The road skirted the base of the mountain and dropped off the mesa. It narrowed and followed the creek. Along the stream the big old willows and elms, the cottonwoods grew over the road and their leaves were already starting to turn and some had already fallen. I could follow a road like this forever: narrow and winding, tunneled with old trees and littered with yellow leaves. Dappled sunlight slid up the hood and over the windshield. The morning was cool. Clouds massed in the west over the mountains, but here it was sunny. At the church I took a right and wound up into the juniper. Sad to leave the big twisted poplars and the stream, but. Pretty up here, too. The sky opened and I saw two hawks floating in it, big raptors. The road turned to dirt and leveled out and I downshifted and slowed. The washboards could loosen your teeth. The driveways along here led to double-wides, leaning barns, yards with rusted horse trailers, dirt corrals. At a mailbox painted with a leaping fish, my fish, I turned in to a sage field and wound toward a grove of piñons and a small adobe.
She was standing on the step, waiting.

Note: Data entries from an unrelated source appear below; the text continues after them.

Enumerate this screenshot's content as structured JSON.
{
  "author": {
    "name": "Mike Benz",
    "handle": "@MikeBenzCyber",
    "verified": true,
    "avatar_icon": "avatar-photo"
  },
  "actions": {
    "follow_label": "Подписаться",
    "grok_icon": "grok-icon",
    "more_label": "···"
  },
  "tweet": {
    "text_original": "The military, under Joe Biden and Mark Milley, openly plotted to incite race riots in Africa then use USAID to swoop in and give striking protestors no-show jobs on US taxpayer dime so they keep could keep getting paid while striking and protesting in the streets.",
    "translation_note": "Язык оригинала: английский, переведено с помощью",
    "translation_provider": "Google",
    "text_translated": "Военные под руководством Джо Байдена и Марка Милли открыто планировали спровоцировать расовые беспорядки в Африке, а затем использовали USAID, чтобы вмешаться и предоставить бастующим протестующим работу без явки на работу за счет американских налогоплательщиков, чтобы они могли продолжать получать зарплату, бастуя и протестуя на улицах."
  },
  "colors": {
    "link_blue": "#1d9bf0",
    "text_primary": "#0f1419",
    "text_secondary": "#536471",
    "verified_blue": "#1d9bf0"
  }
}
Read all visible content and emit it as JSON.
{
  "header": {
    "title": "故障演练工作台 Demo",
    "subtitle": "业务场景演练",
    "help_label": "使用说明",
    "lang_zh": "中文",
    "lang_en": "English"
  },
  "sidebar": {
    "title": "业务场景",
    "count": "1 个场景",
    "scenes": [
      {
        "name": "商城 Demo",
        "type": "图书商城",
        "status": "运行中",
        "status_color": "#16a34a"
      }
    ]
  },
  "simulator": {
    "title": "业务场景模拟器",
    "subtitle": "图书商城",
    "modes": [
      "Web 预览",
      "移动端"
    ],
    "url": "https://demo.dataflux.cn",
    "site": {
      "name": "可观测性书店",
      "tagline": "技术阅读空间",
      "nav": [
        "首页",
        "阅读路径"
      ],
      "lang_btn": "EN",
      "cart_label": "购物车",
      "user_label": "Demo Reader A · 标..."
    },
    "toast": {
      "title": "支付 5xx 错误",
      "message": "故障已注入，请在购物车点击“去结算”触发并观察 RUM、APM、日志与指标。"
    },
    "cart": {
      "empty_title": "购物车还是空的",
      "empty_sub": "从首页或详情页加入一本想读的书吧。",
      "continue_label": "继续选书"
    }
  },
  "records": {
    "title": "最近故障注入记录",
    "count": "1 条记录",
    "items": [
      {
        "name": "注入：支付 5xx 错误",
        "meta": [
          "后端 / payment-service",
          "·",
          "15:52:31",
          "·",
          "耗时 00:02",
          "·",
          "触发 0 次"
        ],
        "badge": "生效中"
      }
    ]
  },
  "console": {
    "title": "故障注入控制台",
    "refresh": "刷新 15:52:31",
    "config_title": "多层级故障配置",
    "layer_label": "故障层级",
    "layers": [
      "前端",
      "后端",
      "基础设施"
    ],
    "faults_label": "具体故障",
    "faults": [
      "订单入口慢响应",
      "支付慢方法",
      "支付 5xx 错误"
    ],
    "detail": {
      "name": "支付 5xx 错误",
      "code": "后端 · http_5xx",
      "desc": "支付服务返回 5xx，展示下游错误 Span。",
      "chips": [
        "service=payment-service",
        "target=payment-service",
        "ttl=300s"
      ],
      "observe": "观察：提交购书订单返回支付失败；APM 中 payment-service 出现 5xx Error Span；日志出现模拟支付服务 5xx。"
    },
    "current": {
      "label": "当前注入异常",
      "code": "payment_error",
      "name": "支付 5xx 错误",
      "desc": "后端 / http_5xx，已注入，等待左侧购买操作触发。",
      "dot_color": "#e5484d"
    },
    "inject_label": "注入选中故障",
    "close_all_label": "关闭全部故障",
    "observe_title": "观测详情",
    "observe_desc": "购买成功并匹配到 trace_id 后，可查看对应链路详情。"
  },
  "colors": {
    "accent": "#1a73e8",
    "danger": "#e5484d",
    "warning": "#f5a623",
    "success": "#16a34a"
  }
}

Smoke threaded from the chimney. The sun was behind me, rising into the morning, everything was full lit with a warm russet light. That time of day. Her long black hair was loose, hanging to her waist, the silver flashed at her ears, her eyes were sharp with concern. The sight of her. She was not tall but she looked tall. She stood with her arms crossed over her stomach, comfortable, waiting. She knew. She probably knew hours ago, days, that I would be here. She never claimed to be psychic, but she was. She knew things people shouldn’t know, like that a good friend would show up today.
Where have I been? That’s what I thought. For weeks, months now? Where the fuck have I been? On some journey. I can’t say for what. Just the sight of Irmina cracked me open. The simple love, my oldest friend.
She reached out a hand as I came up the steps and took mine and turned and led me inside. The house smelled warm of woodsmoke and stew maybe. At the kitchen table, she let go of my hand and faced me. We were inches apart. For a moment I felt fully occupied by another soul, and then released. She trembled all along her length, like a tree struck at its base by an axe.